The hell with Dirty Knobby rock, then, Arnie thought. I'll drop by B-G one day before they close it and get me a precog nut; I'll bail him out of the camp and put him on the payroll, right here in Lewistown.
Going to his telephone, he called the Union steward, Edward L. Goggins. “Eddy,” he said, when he had hold of the steward, “you trot over to our psychiatric clinic and collar those doctors, and you bring back a description of what a precog nut is like, I mean, what symptoms, and if they know one at Camp B-G we could nab.”
“O.K., Arnie. Will do.”
“Who's the best psychiatrist on Mars, Eddy?”

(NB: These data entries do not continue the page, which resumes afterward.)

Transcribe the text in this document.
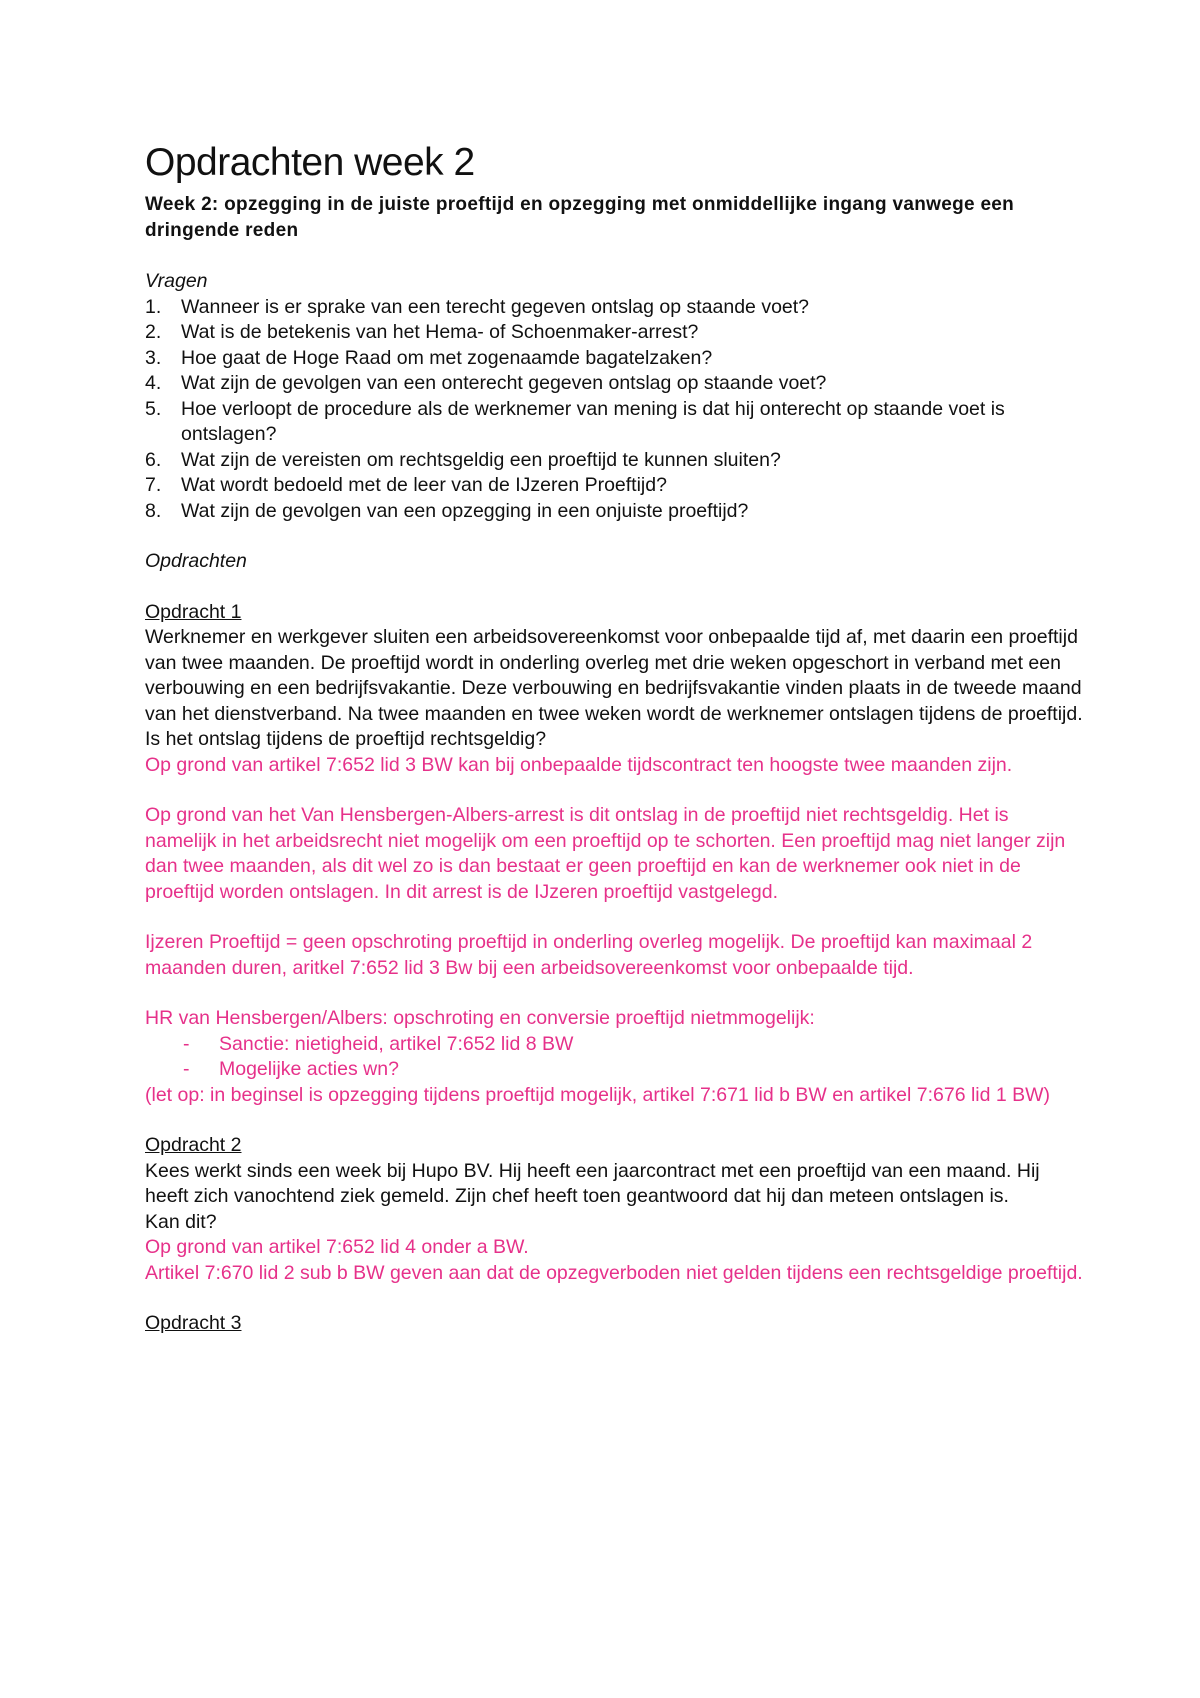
Opdrachten week 2

Week 2: opzegging in de juiste proeftijd en opzegging met onmiddellijke ingang vanwege een dringende reden

Vragen

1. Wanneer is er sprake van een terecht gegeven ontslag op staande voet?
2. Wat is de betekenis van het Hema- of Schoenmaker-arrest?
3. Hoe gaat de Hoge Raad om met zogenaamde bagatelzaken?
4. Wat zijn de gevolgen van een onterecht gegeven ontslag op staande voet?
5. Hoe verloopt de procedure als de werknemer van mening is dat hij onterecht op staande voet is ontslagen?
6. Wat zijn de vereisten om rechtsgeldig een proeftijd te kunnen sluiten?
7. Wat wordt bedoeld met de leer van de IJzeren Proeftijd?
8. Wat zijn de gevolgen van een opzegging in een onjuiste proeftijd?

Opdrachten

Opdracht 1

Werknemer en werkgever sluiten een arbeidsovereenkomst voor onbepaalde tijd af, met daarin een proeftijd van twee maanden. De proeftijd wordt in onderling overleg met drie weken opgeschort in verband met een verbouwing en een bedrijfsvakantie. Deze verbouwing en bedrijfsvakantie vinden plaats in de tweede maand van het dienstverband. Na twee maanden en twee weken wordt de werknemer ontslagen tijdens de proeftijd.

Is het ontslag tijdens de proeftijd rechtsgeldig?

Op grond van artikel 7:652 lid 3 BW kan bij onbepaalde tijdscontract ten hoogste twee maanden zijn.

Op grond van het Van Hensbergen-Albers-arrest is dit ontslag in de proeftijd niet rechtsgeldig. Het is namelijk in het arbeidsrecht niet mogelijk om een proeftijd op te schorten. Een proeftijd mag niet langer zijn dan twee maanden, als dit wel zo is dan bestaat er geen proeftijd en kan de werknemer ook niet in de proeftijd worden ontslagen. In dit arrest is de IJzeren proeftijd vastgelegd.

Ijzeren Proeftijd = geen opschroting proeftijd in onderling overleg mogelijk. De proeftijd kan maximaal 2 maanden duren, aritkel 7:652 lid 3 Bw bij een arbeidsovereenkomst voor onbepaalde tijd.

HR van Hensbergen/Albers: opschroting en conversie proeftijd nietmmogelijk:

- Sanctie: nietigheid, artikel 7:652 lid 8 BW
- Mogelijke acties wn?

(let op: in beginsel is opzegging tijdens proeftijd mogelijk, artikel 7:671 lid b BW en artikel 7:676 lid 1 BW)

Opdracht 2

Kees werkt sinds een week bij Hupo BV. Hij heeft een jaarcontract met een proeftijd van een maand. Hij heeft zich vanochtend ziek gemeld. Zijn chef heeft toen geantwoord dat hij dan meteen ontslagen is.

Kan dit?

Op grond van artikel 7:652 lid 4 onder a BW.

Artikel 7:670 lid 2 sub b BW geven aan dat de opzegverboden niet gelden tijdens een rechtsgeldige proeftijd.

Opdracht 3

“Gosh, Arnie, I'd have to check into it. The Truckers have a good one, Milton Glaub. Reason I know that is, my wife's brother is a Trucker and got analysis from Glaub last year, plus naturally effective representation.”
“I suppose this Glaub knows B-G pretty good.”
“Oh, yeah, Arnie; he's over there once a week, they all take turns. The Jews pay pretty good, they've got so much dough to spend. They get the dough from Israel back on Earth, you know.”
“Well, get hold of this Glaub and tell him to rustle up a precog schizophrenic for me as soon as possible. Put Glaub on the payroll, but only if you have to; most of those psychiatrists are aching for regular money, they see so little of it. Understand, Eddy?”